Nell’antica Roma, su ispirazione del ginnasio greco e del bagno a vapore egizio, specie nell’età repubblicana e imperiale, si diffusero edifici termali concepiti in forme quasi monumentali, che sfruttavano l’arte raffinata, tutta romana e molto all’avanguardia per i tempi, di incanalare le vie idrauliche. Erano anche dotati di palestre, piscine (chiamate natationes, vasche utilizzate per nuotare), sale ricreative con biblioteche, piccoli teatri, giardini e un luogo di ristoro detto thermopolium, dove si servivano bevande e cibi caldi.



Ph. Mario Klassen, Terme romane di Bath (Inghilterra)
[fonte: Unsplash]

In base alle fonti possiamo risalire alla struttura classica delle terme, solitamente costellata da mosaici colorati, che seguiva un percorso ben preciso. Il primo ambiente era il vestibolo, (apodyterium) usato spesso come spogliatoio, da cui si passava al frigidarium, dove ci si immergeva in acqua fredda per suscitare nel corpo una reazione tonificante (le moderne saune finlandesi), o viceversa nel calidarium, una sala riscaldata con un pavimento a ipocausto.
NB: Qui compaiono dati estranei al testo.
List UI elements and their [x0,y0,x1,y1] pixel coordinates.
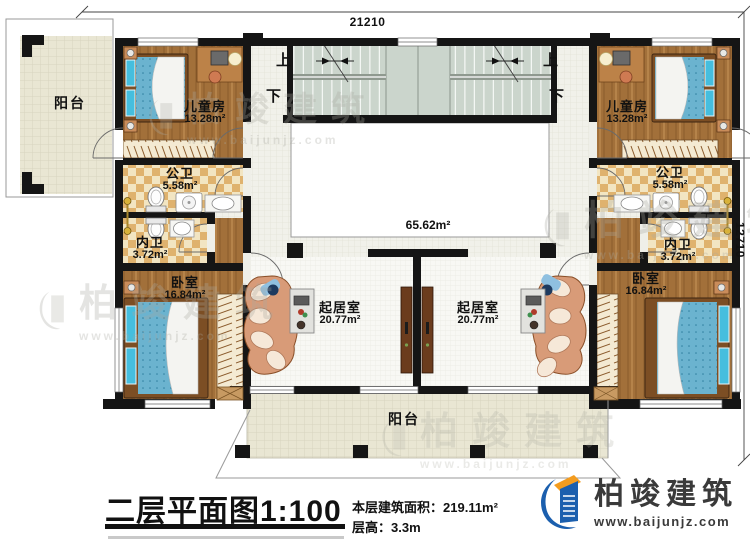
brand-logo: 柏竣建筑 www.baijunjz.com [536,468,738,530]
plan-specs: 本层建筑面积：219.11m² 层高：3.3m [352,498,498,538]
title-underline-secondary [108,536,344,539]
floor-height-row: 层高：3.3m [352,518,498,538]
title-underline [105,524,345,529]
brand-logo-icon [536,468,586,530]
floor-plan-page: 柏竣建筑www.baijunjz.com 柏竣建筑www.baijunjz.co… [0,0,750,542]
brand-url: www.baijunjz.com [594,514,738,529]
floor-plan-drawing [0,0,750,542]
title-block: 二层平面图1:100 本层建筑面积：219.11m² 层高：3.3m 柏竣建筑 … [0,462,750,542]
floor-area-row: 本层建筑面积：219.11m² [352,498,498,518]
brand-name: 柏竣建筑 [594,469,738,513]
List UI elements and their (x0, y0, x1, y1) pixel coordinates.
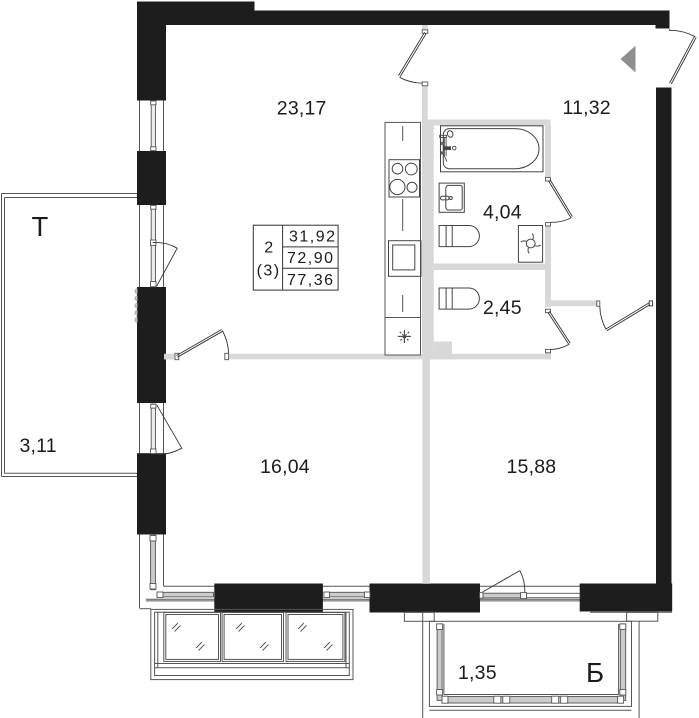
svg-text:31,92: 31,92 (289, 229, 337, 246)
svg-text:11,32: 11,32 (563, 97, 611, 119)
svg-text:4,04: 4,04 (483, 202, 522, 224)
svg-text:Б: Б (586, 657, 604, 688)
svg-text:2: 2 (264, 240, 274, 257)
svg-text:23,17: 23,17 (277, 97, 327, 119)
svg-text:3,11: 3,11 (20, 435, 57, 457)
svg-text:Т: Т (32, 211, 49, 242)
svg-text:(3): (3) (257, 262, 281, 279)
svg-text:16,04: 16,04 (260, 456, 310, 478)
svg-text:72,90: 72,90 (287, 250, 335, 267)
svg-text:1,35: 1,35 (458, 662, 497, 684)
svg-text:15,88: 15,88 (507, 456, 557, 478)
svg-text:2,45: 2,45 (483, 297, 522, 319)
svg-text:77,36: 77,36 (287, 272, 335, 289)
Il tepidarium era invece un ambiente a temperatura media costante, che serviva a evitare il cambiamento troppo brusco di temperatura; altre sale, in pieno sole, erano quelle per i bagni di sudore (laconica). Tra le terme più note ci sono quelle di Traiano, Caracalla, Diocleziano e le leggendarie terme di Pompei.  

L’acqua, oltre a essere ricca di minerali, era arricchita dall’aggiunta di unguenti come argilla, olii, spezie e profumi, alla moda egizia. Sappiamo per esempio che Cleopatra fosse solita immergersi in vasche da bagno colme di latte d’asina e petali di fiori.

Con la fine dell’Impero romano anche la pratica delle terme cadde in disuso fino a scomparire. Le città dell’Europa medievale e moderna non conobbero nulla di simile e in generale le condizioni igieniche dei loro abitanti erano molto inferiori rispetto a quelle dell’epoca termale. Sopravvissero però continuativamente in altre aree geografiche e culture: l’ḥammām (in arabo حمّام‎), che viene anche chiamato “bagno turco”, sempre pubblico, è uno degli elementi fondamentali delle città e della società musulmana per rispondere al bisogno rituale di purificazione. 

In generale, in tutte le culture, il rituale e il fascino del bagno hanno origini antichissime: ne troviamo un esplicito riferimento all’interno della raccolta di novelle mediorientali “Le mille e una notte”.  Sherazade, principessa dall’aria conturbante e dalla fantasia sopraffina, era solita trascorrere le notti raccontando favole passionali a un sovrano dal cuore di pietra. E sono proprio le sue parole a precisare che “Una città non è completa se non ha il suo hammam“.